Toronto Star

Bus with refugees sent to Merkel’s doorstep

German politician organized trip to criticize impact of migrant policy on small cities

- KIRSTEN GRIESHABER

BERLIN— A bus carrying 31Syrian refugees arrived from southern Germany in Berlin on Thursday night as a district councillor in Bavaria followed up on his pledge to Chancellor Angela Merkel that he’d send refugees her way if his district could no longer provide accommodat­ion for them.

The act came amid ongoing concerns about how Germany will deal with the 1.1 million asylum seekers that flooded in last year. Peter Dreier, a Landshut district councillor, said he wanted to “send a sign that refugee policy cannot continue like this.”

Dreier said he had talked with Merkel on the phone last year. He said he warned her that Landshut was reaching its capacity for housing asylum seekers and told her he’d put refugees on buses to Berlin if his district could no longer handle the influx.

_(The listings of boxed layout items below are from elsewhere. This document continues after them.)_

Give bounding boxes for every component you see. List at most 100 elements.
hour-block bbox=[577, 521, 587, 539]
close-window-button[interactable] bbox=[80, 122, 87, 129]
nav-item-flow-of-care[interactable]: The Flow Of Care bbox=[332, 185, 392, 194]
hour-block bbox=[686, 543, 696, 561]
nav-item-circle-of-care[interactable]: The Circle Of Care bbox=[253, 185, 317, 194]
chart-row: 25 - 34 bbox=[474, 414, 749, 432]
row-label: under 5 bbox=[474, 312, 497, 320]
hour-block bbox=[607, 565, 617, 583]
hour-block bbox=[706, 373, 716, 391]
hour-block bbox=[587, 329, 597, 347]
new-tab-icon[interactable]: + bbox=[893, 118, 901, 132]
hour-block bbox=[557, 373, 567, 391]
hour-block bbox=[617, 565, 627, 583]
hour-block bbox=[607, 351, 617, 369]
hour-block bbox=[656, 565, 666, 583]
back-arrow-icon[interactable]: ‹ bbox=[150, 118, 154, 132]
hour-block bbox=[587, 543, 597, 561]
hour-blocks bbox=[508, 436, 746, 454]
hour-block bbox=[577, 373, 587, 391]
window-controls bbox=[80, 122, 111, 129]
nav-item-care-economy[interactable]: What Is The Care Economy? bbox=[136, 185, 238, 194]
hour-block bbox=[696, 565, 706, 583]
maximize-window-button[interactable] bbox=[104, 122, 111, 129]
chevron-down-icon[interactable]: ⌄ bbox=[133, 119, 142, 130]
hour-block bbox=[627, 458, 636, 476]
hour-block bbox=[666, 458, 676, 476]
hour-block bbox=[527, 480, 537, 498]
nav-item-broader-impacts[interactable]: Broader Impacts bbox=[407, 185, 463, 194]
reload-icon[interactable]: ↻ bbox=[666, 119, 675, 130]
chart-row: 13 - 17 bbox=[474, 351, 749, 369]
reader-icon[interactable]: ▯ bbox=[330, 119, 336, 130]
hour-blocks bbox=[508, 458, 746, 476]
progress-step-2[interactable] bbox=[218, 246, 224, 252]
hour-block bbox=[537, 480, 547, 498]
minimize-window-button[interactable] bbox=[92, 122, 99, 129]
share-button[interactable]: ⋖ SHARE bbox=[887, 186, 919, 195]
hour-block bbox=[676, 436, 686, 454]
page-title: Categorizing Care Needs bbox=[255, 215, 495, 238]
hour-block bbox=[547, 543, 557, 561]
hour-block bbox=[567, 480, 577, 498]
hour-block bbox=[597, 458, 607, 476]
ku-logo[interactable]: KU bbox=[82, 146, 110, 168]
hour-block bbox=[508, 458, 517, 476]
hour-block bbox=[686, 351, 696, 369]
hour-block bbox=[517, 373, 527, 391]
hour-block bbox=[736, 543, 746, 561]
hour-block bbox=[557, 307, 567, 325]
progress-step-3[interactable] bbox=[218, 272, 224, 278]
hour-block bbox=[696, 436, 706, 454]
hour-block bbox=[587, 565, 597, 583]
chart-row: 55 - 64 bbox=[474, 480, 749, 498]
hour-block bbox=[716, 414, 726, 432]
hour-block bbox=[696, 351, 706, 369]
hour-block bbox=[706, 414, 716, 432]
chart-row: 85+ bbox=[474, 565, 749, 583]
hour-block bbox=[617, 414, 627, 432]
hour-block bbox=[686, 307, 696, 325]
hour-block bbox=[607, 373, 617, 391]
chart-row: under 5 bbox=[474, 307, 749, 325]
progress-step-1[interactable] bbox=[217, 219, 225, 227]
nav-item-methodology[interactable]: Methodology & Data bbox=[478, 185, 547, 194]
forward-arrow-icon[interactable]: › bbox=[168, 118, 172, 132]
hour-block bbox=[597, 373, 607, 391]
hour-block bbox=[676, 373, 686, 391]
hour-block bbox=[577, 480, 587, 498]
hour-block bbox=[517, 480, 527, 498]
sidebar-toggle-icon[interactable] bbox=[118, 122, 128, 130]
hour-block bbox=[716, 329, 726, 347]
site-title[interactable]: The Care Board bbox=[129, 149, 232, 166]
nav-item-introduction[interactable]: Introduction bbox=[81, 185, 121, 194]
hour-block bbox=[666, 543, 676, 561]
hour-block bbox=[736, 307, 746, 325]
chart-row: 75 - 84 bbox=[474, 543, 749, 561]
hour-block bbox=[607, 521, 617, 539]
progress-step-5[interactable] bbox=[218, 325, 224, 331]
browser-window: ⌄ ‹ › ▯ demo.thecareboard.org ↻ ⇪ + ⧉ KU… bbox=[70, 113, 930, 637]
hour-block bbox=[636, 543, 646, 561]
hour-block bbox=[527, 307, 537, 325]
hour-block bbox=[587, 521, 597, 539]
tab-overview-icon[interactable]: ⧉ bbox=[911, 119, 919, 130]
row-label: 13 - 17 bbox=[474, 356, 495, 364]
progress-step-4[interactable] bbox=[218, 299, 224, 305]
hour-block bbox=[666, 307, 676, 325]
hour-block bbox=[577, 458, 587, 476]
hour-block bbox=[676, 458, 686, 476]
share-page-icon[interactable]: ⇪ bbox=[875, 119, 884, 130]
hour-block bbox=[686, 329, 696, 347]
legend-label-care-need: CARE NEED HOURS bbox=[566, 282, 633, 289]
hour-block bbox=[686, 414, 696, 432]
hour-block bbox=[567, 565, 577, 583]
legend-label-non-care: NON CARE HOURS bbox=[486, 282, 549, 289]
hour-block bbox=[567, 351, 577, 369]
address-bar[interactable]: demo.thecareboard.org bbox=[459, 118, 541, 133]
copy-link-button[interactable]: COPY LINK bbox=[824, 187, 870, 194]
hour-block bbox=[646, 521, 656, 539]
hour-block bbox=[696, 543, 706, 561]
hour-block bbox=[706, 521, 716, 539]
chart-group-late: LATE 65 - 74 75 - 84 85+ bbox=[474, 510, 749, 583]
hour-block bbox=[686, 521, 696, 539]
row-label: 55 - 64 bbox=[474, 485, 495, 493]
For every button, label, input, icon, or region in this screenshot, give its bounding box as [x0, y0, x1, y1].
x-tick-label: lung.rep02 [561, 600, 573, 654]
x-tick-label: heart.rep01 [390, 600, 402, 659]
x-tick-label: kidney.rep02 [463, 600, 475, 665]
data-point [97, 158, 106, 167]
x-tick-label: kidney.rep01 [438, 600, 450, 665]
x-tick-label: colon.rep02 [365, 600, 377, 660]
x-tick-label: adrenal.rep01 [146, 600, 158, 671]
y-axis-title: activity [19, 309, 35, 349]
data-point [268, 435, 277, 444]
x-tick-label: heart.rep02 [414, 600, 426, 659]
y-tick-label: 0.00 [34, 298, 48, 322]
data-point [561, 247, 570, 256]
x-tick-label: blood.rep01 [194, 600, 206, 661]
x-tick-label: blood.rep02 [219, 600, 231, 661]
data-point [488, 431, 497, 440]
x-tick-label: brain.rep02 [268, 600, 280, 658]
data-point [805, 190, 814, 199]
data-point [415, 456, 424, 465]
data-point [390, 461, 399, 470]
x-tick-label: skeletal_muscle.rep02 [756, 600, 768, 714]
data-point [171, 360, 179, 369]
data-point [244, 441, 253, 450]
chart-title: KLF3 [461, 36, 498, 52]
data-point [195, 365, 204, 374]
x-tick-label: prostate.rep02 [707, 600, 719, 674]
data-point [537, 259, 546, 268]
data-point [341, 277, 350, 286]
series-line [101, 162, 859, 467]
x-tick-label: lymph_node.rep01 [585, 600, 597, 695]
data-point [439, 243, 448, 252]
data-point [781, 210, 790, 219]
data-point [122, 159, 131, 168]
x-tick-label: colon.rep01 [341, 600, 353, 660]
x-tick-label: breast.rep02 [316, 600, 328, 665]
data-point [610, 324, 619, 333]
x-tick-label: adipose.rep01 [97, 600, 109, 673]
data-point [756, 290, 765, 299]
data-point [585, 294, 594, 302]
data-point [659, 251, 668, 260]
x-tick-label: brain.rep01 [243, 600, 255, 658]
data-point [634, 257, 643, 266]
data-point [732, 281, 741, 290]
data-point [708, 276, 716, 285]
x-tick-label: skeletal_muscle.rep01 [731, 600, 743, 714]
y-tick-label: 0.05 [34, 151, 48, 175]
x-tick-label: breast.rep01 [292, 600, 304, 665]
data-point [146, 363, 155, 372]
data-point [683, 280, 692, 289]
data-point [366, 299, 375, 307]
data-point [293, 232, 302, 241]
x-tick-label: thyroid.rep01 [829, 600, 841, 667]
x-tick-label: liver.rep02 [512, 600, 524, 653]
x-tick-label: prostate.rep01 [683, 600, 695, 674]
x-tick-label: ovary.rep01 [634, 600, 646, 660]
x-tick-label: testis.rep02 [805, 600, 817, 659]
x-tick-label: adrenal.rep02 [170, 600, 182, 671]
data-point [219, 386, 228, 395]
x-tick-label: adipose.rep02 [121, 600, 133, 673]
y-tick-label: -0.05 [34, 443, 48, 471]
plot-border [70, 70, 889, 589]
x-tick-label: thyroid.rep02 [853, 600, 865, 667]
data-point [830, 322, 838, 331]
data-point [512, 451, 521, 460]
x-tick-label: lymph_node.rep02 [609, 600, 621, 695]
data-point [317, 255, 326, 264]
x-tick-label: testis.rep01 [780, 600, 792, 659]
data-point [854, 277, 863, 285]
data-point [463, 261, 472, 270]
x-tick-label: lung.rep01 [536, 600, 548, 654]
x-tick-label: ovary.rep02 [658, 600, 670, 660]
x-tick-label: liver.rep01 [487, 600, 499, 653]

The bus arrived shortly after 6 p.m. in front of Merkel’s chanceller­y in the centre of Berlin. Several police officers shielded the 31refugees from reporters as officials asked them to board another bus waiting nearby that was to take them to local shelters. However, the refugees refused to leave the bus and after a two-hour wait in front of the chanceller­y, the bus left for an overnight accommodat­ion.

Merkel’s spokesman Steffen Seibert said in a statement that the city of Berlin had agreed to offer accommodat­ion for the refugees for their first night in Berlin.

Both German news channel n-tv and Zeit newspaper’s online edition reported their reporters had talked to refugees during the ride to Berlin and that the migrants didn’t know the trip had been organized as an act to criticize Merkel’s refugee policy. Landshut spokesman Elmar Stoettner told The Associated Press earlier on Thursday that all 31 refugees on the bus had been granted asylum in Germany and volunteere­d to participat­e in the bus trip.

Stoettner also said that some have relatives in the German capital and others would probably “go back to Bavaria if in Berlin they say that they don’t want them.”

Countering the district councillor’s criticism of the government’s refugee policy, Seibert said in the statement, that while the government is aware of the fact that the high number of refugees is a challenge for the communitie­s, it also supports them financiall­y in handling the crisis.